If my test is acceptable then I predict all COMP entrants will fail, but
I'll accept whatever happens... - and external behaviour is decisive.
Bear with me a while till I get it sorted.]
I am still getting to know the folks [EMAIL PROTECTED] And the group may be
diverse, as you say ... but if they are all COMP, then that diversity is
like a group dedicated to an unresolved argument over the colour of a
fish's bicycle. If we can attract the attention of the likes of those in
the GAMEZ paper... and others such as Hynna and Boahen at Stanford, who
have an unusual hardware neural architecture...(Hynna, K. M. and Boahen,
K. 'Thermodynamically equivalent silicon models of voltage-dependent ion
channels', /Neural Computation/ vol. 19, no. 2, 2007. 327-350.)...and
others ... then things will be diverse and authoritative. In particular,
those who have recently essentially squashed the computational theories
of mind from a neuroscience perspective- the 'integrative neuroscientists':
Poznanski, R. R., Biophysical neural networks : foundations of
integrative neuroscience, Mary Ann Liebert, Larchmont, NY, 2001, pp.
viii, 503 p.
Pomerantz, J. R., Topics in integrative neuroscience : from cells to
cognition, Cambridge University Press, Cambridge, UK ; New York, 2008,
pp. xix, 427 p.
Gordon, E., Ed. (2000). Integrative neuroscience : bringing together
biological, psychological and clinical models of the human brain.
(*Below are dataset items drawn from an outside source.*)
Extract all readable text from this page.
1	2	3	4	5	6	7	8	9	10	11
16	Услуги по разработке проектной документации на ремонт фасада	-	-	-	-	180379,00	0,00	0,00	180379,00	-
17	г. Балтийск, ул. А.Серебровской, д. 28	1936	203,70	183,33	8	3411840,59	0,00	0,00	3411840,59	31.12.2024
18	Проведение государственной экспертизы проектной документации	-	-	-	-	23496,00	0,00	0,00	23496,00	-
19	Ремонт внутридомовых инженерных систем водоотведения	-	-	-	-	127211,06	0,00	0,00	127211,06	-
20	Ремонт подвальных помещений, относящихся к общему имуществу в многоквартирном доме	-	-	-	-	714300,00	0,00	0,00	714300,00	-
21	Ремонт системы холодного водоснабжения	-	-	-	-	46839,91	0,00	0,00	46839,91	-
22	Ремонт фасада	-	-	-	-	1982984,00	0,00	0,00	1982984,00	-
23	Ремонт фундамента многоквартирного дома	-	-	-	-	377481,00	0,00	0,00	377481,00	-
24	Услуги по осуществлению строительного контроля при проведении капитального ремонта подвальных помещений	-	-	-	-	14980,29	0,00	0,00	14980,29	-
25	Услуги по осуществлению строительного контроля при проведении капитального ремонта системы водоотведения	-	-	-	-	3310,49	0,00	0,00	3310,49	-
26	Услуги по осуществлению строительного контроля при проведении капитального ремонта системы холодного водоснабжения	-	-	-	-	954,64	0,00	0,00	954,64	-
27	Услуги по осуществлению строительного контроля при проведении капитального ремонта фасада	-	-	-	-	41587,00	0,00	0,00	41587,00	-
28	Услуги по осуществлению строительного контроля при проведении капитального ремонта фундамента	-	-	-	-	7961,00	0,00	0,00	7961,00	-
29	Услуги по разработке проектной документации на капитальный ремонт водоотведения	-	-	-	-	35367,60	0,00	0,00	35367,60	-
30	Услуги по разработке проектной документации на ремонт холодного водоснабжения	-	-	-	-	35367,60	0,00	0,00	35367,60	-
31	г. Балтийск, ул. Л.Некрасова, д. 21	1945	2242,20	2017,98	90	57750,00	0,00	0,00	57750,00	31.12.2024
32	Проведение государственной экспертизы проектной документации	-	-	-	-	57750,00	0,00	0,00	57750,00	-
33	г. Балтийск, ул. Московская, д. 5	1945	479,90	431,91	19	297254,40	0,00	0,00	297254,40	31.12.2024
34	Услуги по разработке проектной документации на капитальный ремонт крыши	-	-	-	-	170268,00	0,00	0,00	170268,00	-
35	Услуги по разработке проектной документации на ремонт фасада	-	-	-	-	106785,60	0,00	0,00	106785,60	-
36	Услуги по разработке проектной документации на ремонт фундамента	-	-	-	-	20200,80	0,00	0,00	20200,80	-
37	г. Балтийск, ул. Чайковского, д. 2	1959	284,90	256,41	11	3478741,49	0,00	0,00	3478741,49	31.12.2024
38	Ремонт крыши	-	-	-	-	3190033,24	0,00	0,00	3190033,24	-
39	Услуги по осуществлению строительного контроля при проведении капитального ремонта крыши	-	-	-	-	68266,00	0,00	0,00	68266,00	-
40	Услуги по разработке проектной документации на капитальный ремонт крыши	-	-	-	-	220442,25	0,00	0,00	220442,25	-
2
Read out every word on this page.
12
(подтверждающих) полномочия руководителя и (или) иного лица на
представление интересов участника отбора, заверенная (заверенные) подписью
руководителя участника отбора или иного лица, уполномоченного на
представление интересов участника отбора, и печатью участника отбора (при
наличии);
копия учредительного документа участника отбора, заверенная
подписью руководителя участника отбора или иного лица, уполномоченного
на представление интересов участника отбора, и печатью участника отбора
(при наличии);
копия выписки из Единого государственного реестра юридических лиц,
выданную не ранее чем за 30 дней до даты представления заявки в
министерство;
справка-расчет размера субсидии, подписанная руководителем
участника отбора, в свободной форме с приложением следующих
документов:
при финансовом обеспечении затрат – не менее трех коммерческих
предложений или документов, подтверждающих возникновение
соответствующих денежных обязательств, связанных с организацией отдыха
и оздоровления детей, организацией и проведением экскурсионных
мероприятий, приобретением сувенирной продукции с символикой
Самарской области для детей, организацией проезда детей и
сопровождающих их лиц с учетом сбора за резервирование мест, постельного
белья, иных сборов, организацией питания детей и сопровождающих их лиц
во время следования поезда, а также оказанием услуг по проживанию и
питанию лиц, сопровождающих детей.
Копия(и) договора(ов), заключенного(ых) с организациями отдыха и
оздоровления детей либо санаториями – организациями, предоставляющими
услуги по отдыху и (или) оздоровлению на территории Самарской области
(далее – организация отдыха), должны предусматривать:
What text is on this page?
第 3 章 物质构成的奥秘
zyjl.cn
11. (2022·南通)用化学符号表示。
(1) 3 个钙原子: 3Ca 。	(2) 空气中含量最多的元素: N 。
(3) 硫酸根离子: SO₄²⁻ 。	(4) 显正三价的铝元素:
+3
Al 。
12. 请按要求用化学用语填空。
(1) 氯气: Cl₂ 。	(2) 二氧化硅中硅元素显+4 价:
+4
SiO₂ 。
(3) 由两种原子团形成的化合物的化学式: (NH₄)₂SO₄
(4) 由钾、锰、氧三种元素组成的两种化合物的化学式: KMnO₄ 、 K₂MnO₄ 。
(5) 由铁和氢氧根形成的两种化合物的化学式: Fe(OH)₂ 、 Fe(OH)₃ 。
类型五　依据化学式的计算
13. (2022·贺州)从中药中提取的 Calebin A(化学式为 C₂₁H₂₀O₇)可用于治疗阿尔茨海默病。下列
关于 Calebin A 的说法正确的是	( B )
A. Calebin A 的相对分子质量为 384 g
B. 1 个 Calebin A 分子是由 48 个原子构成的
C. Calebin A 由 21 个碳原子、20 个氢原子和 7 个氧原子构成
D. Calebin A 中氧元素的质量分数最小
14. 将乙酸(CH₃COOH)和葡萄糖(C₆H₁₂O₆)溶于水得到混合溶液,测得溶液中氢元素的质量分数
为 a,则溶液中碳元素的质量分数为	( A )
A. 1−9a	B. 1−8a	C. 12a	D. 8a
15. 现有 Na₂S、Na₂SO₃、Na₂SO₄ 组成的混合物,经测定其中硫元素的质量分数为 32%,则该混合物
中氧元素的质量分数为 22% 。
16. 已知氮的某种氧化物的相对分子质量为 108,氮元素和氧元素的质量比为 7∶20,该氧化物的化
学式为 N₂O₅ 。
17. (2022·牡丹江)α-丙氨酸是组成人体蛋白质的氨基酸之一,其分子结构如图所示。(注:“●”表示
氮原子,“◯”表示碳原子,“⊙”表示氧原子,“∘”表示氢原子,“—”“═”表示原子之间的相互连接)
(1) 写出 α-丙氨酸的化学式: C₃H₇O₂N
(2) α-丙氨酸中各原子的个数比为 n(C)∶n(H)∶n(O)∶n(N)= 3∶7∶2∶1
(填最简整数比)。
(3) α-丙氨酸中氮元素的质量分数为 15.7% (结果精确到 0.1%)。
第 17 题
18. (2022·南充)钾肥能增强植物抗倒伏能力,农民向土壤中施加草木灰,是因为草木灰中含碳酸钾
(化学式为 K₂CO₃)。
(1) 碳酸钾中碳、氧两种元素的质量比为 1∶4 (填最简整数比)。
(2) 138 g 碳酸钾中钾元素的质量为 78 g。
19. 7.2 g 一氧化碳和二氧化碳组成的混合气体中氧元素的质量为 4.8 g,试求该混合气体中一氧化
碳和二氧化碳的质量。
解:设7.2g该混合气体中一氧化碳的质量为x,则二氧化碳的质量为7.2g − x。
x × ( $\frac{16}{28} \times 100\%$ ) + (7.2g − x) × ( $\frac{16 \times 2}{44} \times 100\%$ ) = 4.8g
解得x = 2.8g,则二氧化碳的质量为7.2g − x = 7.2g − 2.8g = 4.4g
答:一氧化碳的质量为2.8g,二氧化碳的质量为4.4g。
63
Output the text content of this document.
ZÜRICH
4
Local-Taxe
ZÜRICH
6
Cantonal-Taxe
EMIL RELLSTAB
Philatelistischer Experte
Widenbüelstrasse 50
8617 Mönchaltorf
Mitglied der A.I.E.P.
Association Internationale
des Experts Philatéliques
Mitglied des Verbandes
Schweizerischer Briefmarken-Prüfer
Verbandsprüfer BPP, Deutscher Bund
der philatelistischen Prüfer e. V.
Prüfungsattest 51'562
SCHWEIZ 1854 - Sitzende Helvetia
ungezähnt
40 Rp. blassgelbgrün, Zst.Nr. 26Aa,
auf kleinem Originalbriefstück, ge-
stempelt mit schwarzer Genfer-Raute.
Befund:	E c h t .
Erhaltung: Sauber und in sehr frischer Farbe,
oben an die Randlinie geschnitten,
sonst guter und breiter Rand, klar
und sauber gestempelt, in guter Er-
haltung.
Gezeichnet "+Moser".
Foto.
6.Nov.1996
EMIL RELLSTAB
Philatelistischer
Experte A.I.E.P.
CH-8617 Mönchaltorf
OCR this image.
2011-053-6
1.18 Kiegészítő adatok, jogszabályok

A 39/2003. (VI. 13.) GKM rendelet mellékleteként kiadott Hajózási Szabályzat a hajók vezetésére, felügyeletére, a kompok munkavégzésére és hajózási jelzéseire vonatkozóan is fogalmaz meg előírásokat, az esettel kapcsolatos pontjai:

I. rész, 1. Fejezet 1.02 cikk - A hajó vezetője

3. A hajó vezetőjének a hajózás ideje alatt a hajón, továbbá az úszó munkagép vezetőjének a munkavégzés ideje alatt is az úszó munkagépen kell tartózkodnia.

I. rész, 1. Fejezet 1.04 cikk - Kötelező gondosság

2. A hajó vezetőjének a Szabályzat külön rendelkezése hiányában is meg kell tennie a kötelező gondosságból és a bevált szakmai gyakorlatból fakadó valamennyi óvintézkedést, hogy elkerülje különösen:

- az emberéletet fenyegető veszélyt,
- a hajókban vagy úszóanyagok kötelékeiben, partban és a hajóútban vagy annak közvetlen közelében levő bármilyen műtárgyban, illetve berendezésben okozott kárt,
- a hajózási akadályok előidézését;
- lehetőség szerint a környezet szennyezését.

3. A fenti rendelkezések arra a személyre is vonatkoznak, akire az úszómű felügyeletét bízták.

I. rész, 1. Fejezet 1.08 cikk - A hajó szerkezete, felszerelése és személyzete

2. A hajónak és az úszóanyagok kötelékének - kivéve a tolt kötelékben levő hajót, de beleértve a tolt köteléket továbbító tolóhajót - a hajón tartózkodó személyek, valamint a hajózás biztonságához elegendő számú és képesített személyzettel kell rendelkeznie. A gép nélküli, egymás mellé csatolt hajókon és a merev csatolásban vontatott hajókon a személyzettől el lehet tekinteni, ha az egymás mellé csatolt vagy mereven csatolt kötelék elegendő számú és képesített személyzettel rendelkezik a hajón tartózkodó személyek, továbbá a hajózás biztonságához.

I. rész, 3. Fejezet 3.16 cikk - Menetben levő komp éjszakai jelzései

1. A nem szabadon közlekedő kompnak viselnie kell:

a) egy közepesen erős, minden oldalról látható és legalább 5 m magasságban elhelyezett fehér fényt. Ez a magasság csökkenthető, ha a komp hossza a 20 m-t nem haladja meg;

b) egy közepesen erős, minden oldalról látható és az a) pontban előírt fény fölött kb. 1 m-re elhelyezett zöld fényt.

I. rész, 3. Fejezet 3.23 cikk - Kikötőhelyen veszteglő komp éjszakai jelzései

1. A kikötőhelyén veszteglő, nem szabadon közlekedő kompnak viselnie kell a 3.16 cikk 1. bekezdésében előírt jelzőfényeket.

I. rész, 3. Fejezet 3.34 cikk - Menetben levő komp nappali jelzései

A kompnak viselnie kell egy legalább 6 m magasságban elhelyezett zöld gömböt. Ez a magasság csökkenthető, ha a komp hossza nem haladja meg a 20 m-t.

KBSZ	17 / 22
Amsterdam, Harwood Academic.
The only working, known model of general intelligence is the human. If
we base AGI on anything that fails to account scientifically and
completely for /all/ aspects of human cognition, including
consciousness, then we open ourselves to critical inferiority... and the
rest of science will simply find the group an irrelevant cultish
backwater. Strategically the group would do well to make choices that
attract the attention of the 'machine consciousness' crowd - they are
directly linked to neuroscience via cog sci. The crowd that runs with
JETAI (journal of theoretical and experimental artificial intelligence)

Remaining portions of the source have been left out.